I spent the last three days at the iDigBio Augmenting OCR Hackathon working alongside mycologists, botanists, entomologists, herbarium managers, and bioinformaticians to explore ways to improve parsing of digitized specimen labels. While I'm pleased with the results of my own contribution, I'd like to take a minute to talk about the hackathon process itself before I post them.
This was my first hackathon--a condition which seemed to be the rule among the participants--and I was really impressed with it. The iDigBio folks defined a clear set of goals (improve OCR parsing of specimen labels) with clear metrics (these datasets, these output formats, this scoring algorithm) a couple of months beforehand, and organized five weekly videoconferences before the event. Most important of all, the participants were encouraged to prepare a 10-minute lightning talk on their efforts and preliminary results. (See below for the transcript of my talk, see the notes document for descriptions of all talks.)
In my opinion, these preliminary talks were critical to the success of the project. The preliminary nature relaxed pressure on participants, so we were able to experiment beyond the target of the hackathon (as I did with my handwriting detection digression, a related, but un-scorable effort). On the other hand, they did provide enough impetus to get many of us looking at the data, working with the tools, and thinking about approaches. This meant that even before the hackathon started, many of us were familiar enough with the materials to have a real 'meeting of the minds' experience during the pre-event supper: "Did you just say 'the contrast difference between the print and the label is higher than the difference between the label and the background'? We ran into that too, and here's what we did..."
The experience was a real education in OCR for me, and I feel like I picked up techniques I can apply directly to projects I've discussed with clients and potential clients. In particular, I got a real appreciation for how interrelated image preparation, OCR, and parsing are to each other. One participant had created separate libraries of regular expressions to clean up each kind of field, having discovered that latitude/longitude coordinates require different error correction than personal names or herbarium catalog numbers do. Another group had built a touch-screen tool for classifying segments of the image before submitting them to OCR. My own project required a first pass of OCR to clean images before sending them to a second, 'real' pass of OCR. A simple 1,2,3 workflow just isn't sufficient!

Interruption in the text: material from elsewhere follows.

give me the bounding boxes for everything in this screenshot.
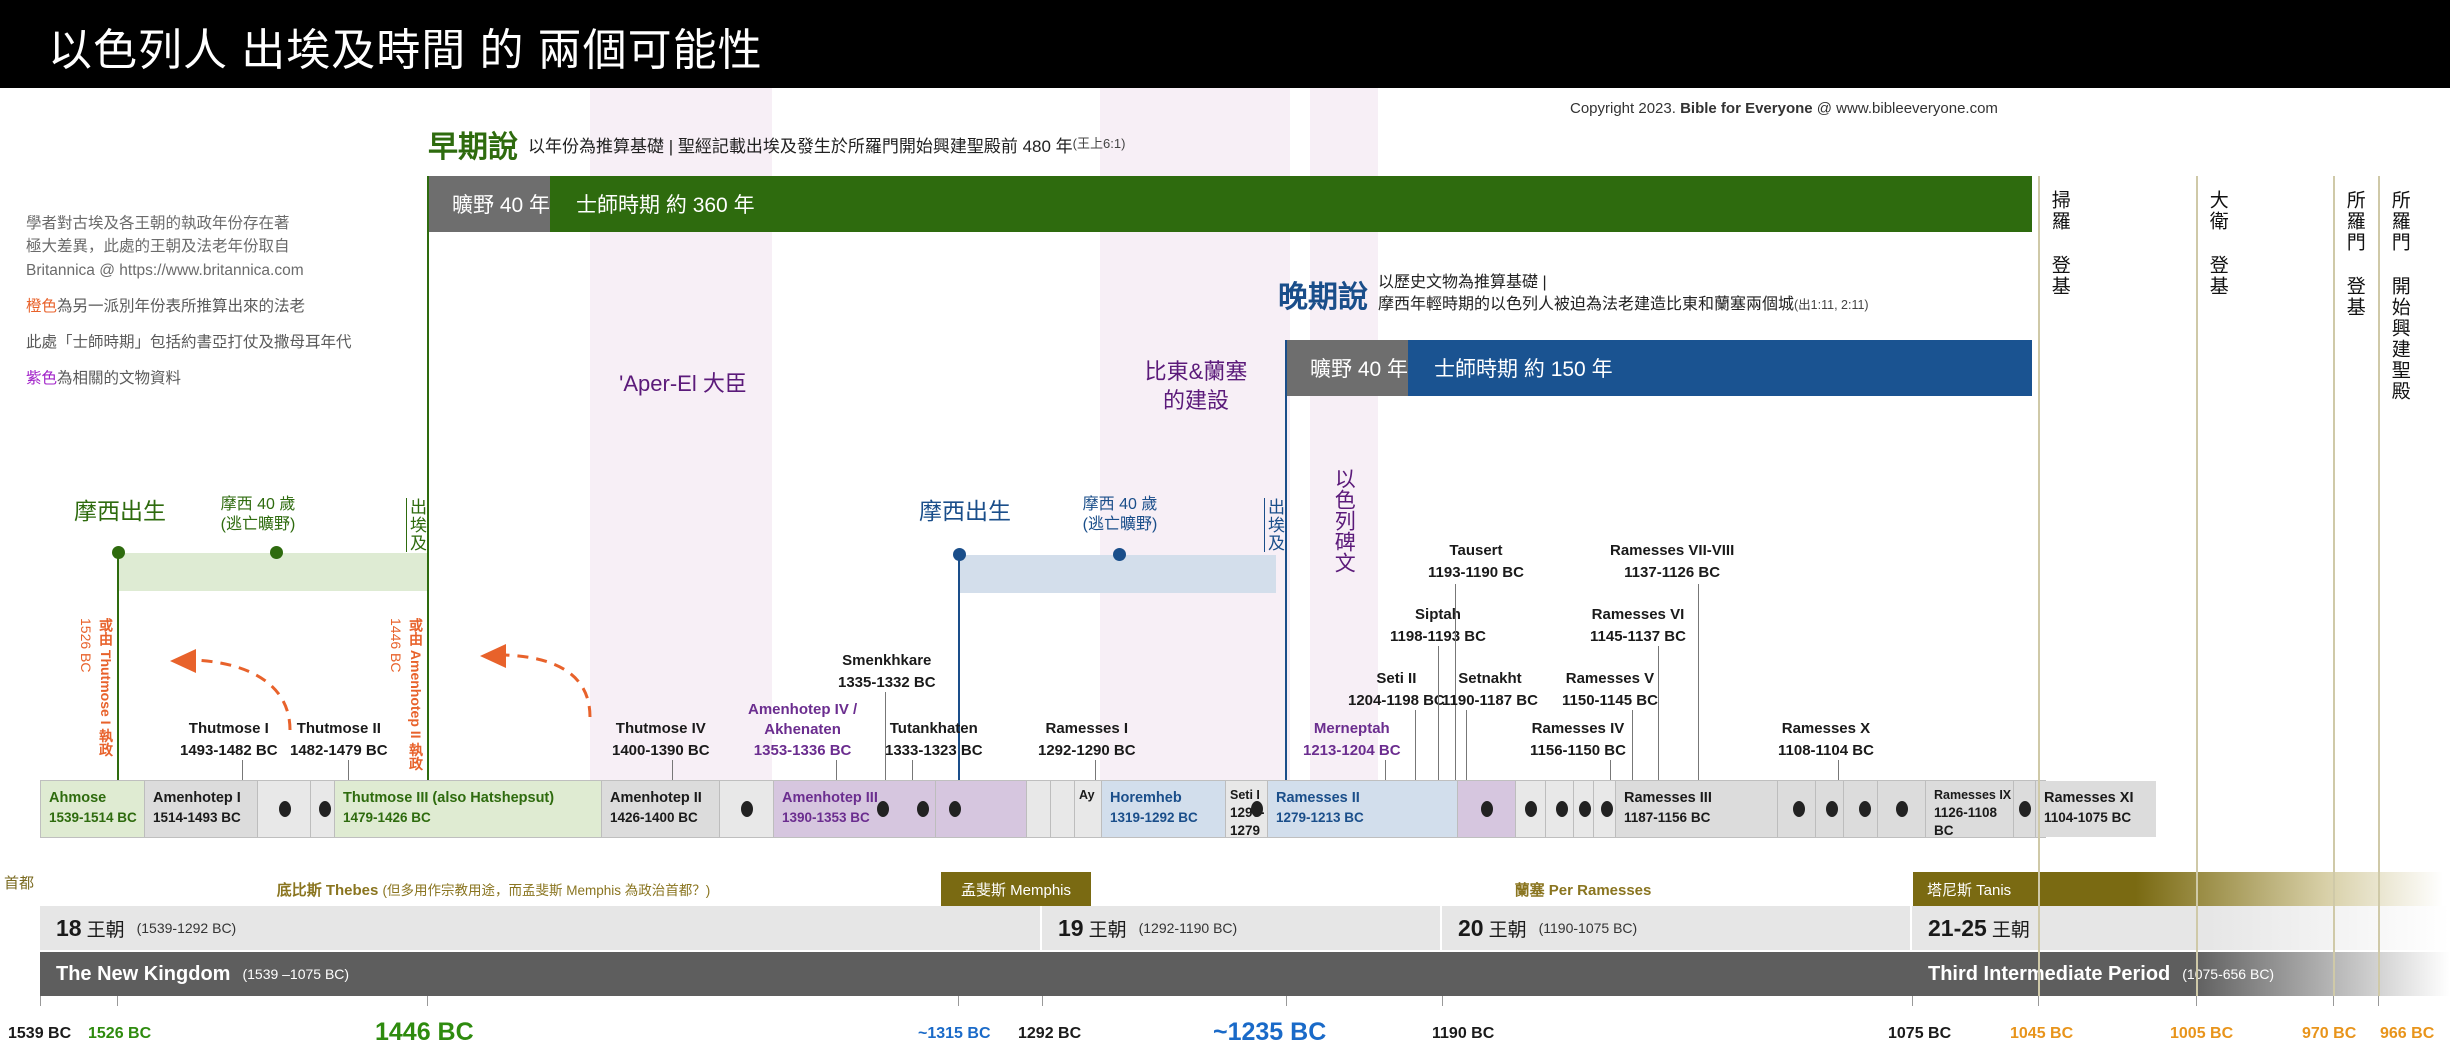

iDigBio itself is an NSF-funded attempt to advance digitization practices on natural history collections, combining disciplinary "thematic collection networks" and methodologically focused working groups on topics like georeferencing, crowdsourcing, and OCR. Aware that they're not the only people digitizing things, they have been reaching out beyond the natural sciences to the library and information science community at the iConference this year. This rejection of "not invented here" siloing was a big part of the hackathon, and I hope that more people from outside the natural sciences will get involved.